Like any port and university town, Oran’s nightlife is thriving and is indeed Algeria’s party capital. In fact, the city is famous for it. The Corniche, Oran’s seafront boulevard, is the must-go place for those seeking after-dark excitements. If you’re looking to dance, you have plenty of options. After all, this is the city that established the popular North African music genre rai. For a chic, upmarket venue, try the Atmosphère at the Sheraton Hotel, which now attracts international DJs. Les Pins d’Or, SunHouse and Le Murdjadjo are other options. There are also plenty of bars and cabarets. However, it is advisable to go with locals if possible.
In the city
Oran is surrounded by a military zone, but don’t let that put you off. There are many fascinating things to see in the city. There is an air of neglect among the crumbling French-built architecture but it is still full of beauty. Nowhere exemplifies this more than the Cathédrale de St Louis. From afar, the building, which sits atop a hill, looks impressive but is actually closed up and derelict. It is surrounded by crumbling architecture hearkening back to another time. Bey’s Palace has suffered the same fate but is still a curiosity. Pasha’s Mosque is a somewhat better kept sight-seeing option. For a little history, try the Musée National Ahmed Zabana.

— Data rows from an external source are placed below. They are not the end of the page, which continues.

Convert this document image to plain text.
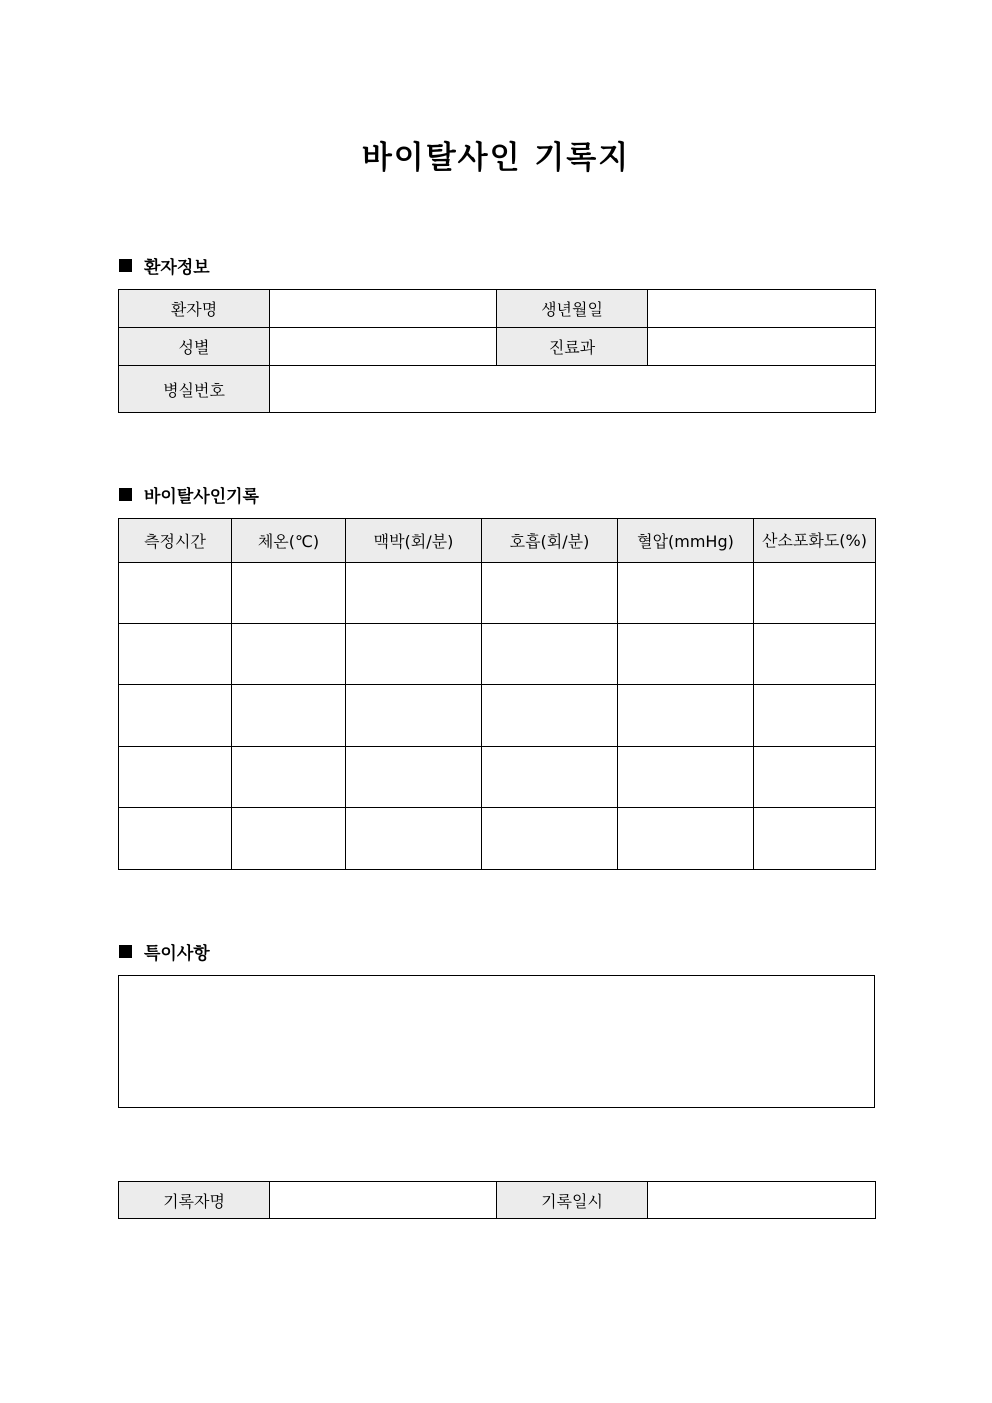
바이탈사인 기록지
환자정보
환자명		생년월일	
성별		진료과	
병실번호			
바이탈사인기록
측정시간	체온(℃)	맥박(회/분)	호흡(회/분)	혈압(mmHg)	산소포화도(%)

특이사항
기록자명		기록일시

Oran is a great place for shopping, offering everything from mall trawling, specialist boutiques, markets and bazaars. Les Arcades is a shopping zone housing food, clothing and souvenir stores, while Mdin Jdidait is a large market where the locals do their shopping. Like in Algiers, there is a Kasbah in Oran, but it is less friendly and it is not advised to go at night but if you do venture in, there are interesting little street markets hidden within. And then of course, the Corniche, or Front de Mer, inspired by Nice’s seafront, is a perfect place for an amble.
Out of the city
It is not advisable to travel too far out of the city (see Health and Safety) but there are plenty of attractions nearby. The Murdjajo hill is quite a climb but is worth it for the views overlooking the city. As if that wasn’t enough, your real reward for the climb is the beautiful Santa Cruz church, built by the Spanish in the 16th century and, above it, the Santa Cruz Fortress, built by the Marquis de Santa Cruz in 1563. For those in the know, there is also a bar in the fortress. The beach, while obviously very popular, is great fun and there are plenty of small reefs to explore. About an hour’s drive from Oran, you’ll also find Madagh, a natural beach with warm, clear water.
History and culture
Established by Moors in the year 903 and since has changed hands many times. It has been variously owned by the Spanish, the Turks, the French and the Vichy Government during World War II. Today, Oran has the sad and ravaged air of a country that has seen great tragedy and indeed its recent history is also brutal. Before the Algerian War, which lasted from 1954 to 1962, Oran had a large European population but in the violence of 1962, a number of Europeans disappeared and many others fled.
Health and safety
Algeria is a restive country with frequent, though mostly peaceful, demonstrations taking place. It is from beyond the borders that threats emanate, with warning being issued for travel near the borders of Mauretania, Mali, Niger, Libya and Tunisia. In addition, there is an increasing threat of terrorism, but it is generally safe in Algiers and other main cities like Oran. If business does take you there, avoid rural areas and travelling at night, and follow usual, sensible safety precautions during the day.